A long-term study led by researchers at the Johns Hopkins University School of Medicine suggested a link between elevated coronary artery calcium (CAC) scores and the risk of developing not only cardiovascular disease but also cancer, chronic kidney disease (CKD), and chronic obstructive pulmonary disease (COPD).
The study, “The Association of Coronary Artery Calcium With Noncardiovascular Disease : The Multi-Ethnic Study of Atherosclerosis” was published in the journal JACC: Cardiovascular Imaging.
According to the U.S. Centers for Disease Control and Prevention, coronary and vascular disease, cancer, and kidney and lung diseases are leading causes of death in the United States. CAC deposits, or plaque, are a well-known predictor of heart and vascular disease, with modest scores translating into a lower risk and scores above 400 indicating a substantial risk. Calcium deposits in the arteries can be estimated using heart CT scans.

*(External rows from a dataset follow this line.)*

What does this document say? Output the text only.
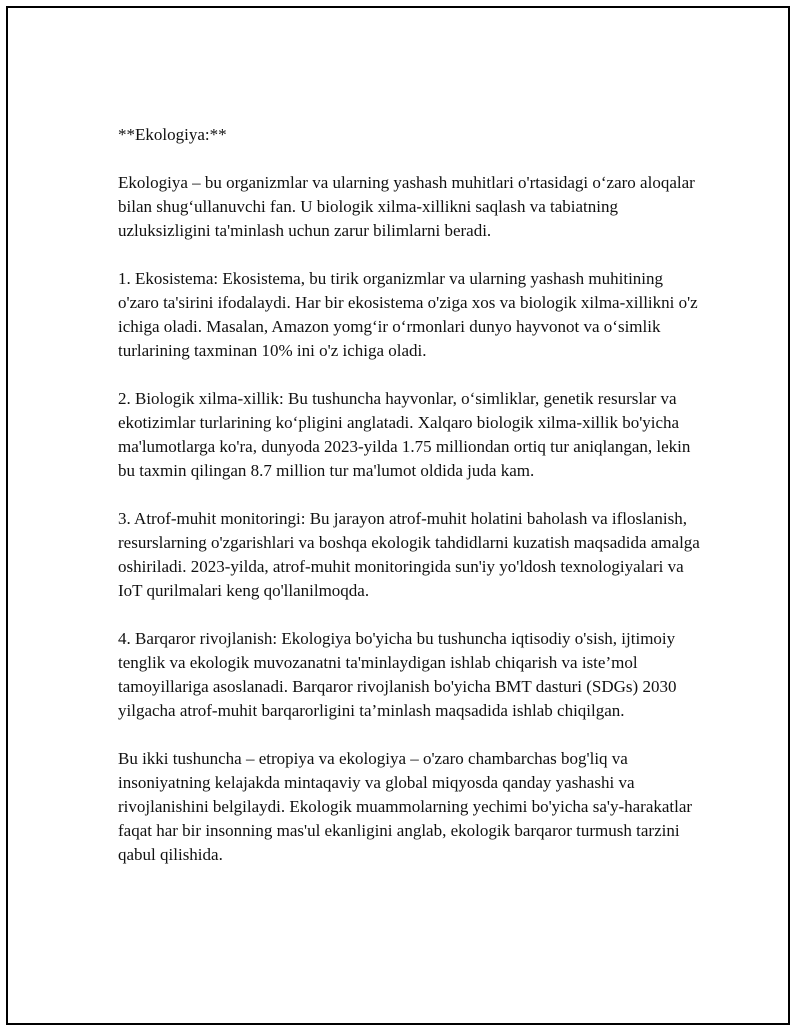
**Ekologiya:**

Ekologiya – bu organizmlar va ularning yashash muhitlari o'rtasidagi o‘zaro aloqalar bilan shug‘ullanuvchi fan. U biologik xilma-xillikni saqlash va tabiatning uzluksizligini ta'minlash uchun zarur bilimlarni beradi.

1. Ekosistema: Ekosistema, bu tirik organizmlar va ularning yashash muhitining o'zaro ta'sirini ifodalaydi. Har bir ekosistema o'ziga xos va biologik xilma-xillikni o'z ichiga oladi. Masalan, Amazon yomg‘ir o‘rmonlari dunyo hayvonot va o‘simlik turlarining taxminan 10% ini o'z ichiga oladi.

2. Biologik xilma-xillik: Bu tushuncha hayvonlar, o‘simliklar, genetik resurslar va ekotizimlar turlarining ko‘pligini anglatadi. Xalqaro biologik xilma-xillik bo'yicha ma'lumotlarga ko'ra, dunyoda 2023-yilda 1.75 milliondan ortiq tur aniqlangan, lekin bu taxmin qilingan 8.7 million tur ma'lumot oldida juda kam.

3. Atrof-muhit monitoringi: Bu jarayon atrof-muhit holatini baholash va ifloslanish, resurslarning o'zgarishlari va boshqa ekologik tahdidlarni kuzatish maqsadida amalga oshiriladi. 2023-yilda, atrof-muhit monitoringida sun'iy yo'ldosh texnologiyalari va IoT qurilmalari keng qo'llanilmoqda.

4. Barqaror rivojlanish: Ekologiya bo'yicha bu tushuncha iqtisodiy o'sish, ijtimoiy tenglik va ekologik muvozanatni ta'minlaydigan ishlab chiqarish va iste’mol tamoyillariga asoslanadi. Barqaror rivojlanish bo'yicha BMT dasturi (SDGs) 2030 yilgacha atrof-muhit barqarorligini ta’minlash maqsadida ishlab chiqilgan.

Bu ikki tushuncha – etropiya va ekologiya – o'zaro chambarchas bog'liq va insoniyatning kelajakda mintaqaviy va global miqyosda qanday yashashi va rivojlanishini belgilaydi. Ekologik muammolarning yechimi bo'yicha sa'y-harakatlar faqat har bir insonning mas'ul ekanligini anglab, ekologik barqaror turmush tarzini qabul qilishida.
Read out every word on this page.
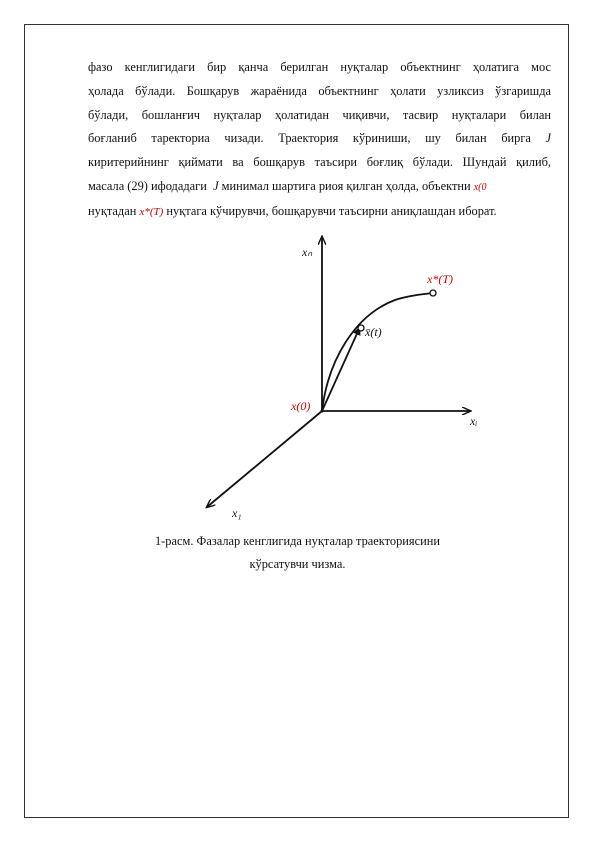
фазо кенглигидаги бир қанча берилган нуқталар объектнинг ҳолатига мос
ҳолада бўлади. Бошқарув жараёнида объектнинг ҳолати узликсиз ўзгаришда
бўлади, бошланғич нуқталар ҳолатидан чиқивчи, тасвир нуқталари билан
боғланиб таректориа чизади. Траектория кўриниши, шу билан бирга J
киритерийнинг қиймати ва бошқарув таъсири боғлиқ бўлади. Шундай қилиб,
масала (29) ифодадаги J минимал шартига риоя қилган ҳолда, объектни x(0
нуқтадан x*(T) нуқтага кўчирувчи, бошқарувчи таъсирни аниқлашдан иборат.
xₙ
xᵢ
x₁
x(0)
x̄(t)
x*(T)
1-расм. Фазалар кенглигида нуқталар траекториясини
кўрсатувчи чизма.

“Plaque in the arteries is the result of cumulative damage and inflammation, and vulnerability to injury and chronic inflammation likely contributes to diseases like cancer, kidney and lung diseases, as well as cardiovascular disease. So it makes sense that the coronary calcium score — a measure of arterial aging — is predictive of noncardiovascular diseases too, “Michael Blaha, MD, MPH, director of clinical research for the Ciccarone Center for the Prevention of Heart Disease and assistant professor of medicine at the Johns Hopkins University School of Medicine, said in a press release. “The reason the coronary calcium score may work so well at identifying vulnerability to a variety of chronic diseases is because it’s a direct measurement of the cumulative effect of all risk factors, rather than a consideration of a single risk factor, like obesity, smoking or high blood pressure.”
The study included 6,814 participants, ages 45 to 84, of various ethnic backgrounds: white, African-American, Hispanic, and Chinese. During initial heart CT scans, participants had no noncardiovascular disease and no evidence of CAC. Follow-up visits of at least once a year for 10 years were conducted to screen for changes.
After 10 years, a total of 1,238 participants were diagnosed with noncardiovascular diseases: various types of cancer (prostate, lung, gastrointestinal/colon, breast, skin, and blood/uterine/ovarian), kidney disease, pneumonia, blood clots, lung disease, hip fractures, and dementia. When data from participants with and without CAC were compared, results revealed that those with CAC over 400 were more than three times at risk of developing noncardiovascular disease than those with no CAC score (36.9 percent versus 11 percent), including cancer (53 percent greater risk), kidney disease (70 percent) and COPD (63 percent). Dementia and hip fracture, however, were marginally associated with CAC scores for reasons that the researchers related to the low number of participants diagnosed with these diseases. Blood clots and pneumonia were found to have no association with CAC scores.
“Participants with elevated CAC were at increased risk of cancer, CKD, COPD, and hip fractures. Those with CAC = 0 are less likely to develop common age-related comorbid conditions, and represent a unique population of ‘healthy agers,’” the authors concluded.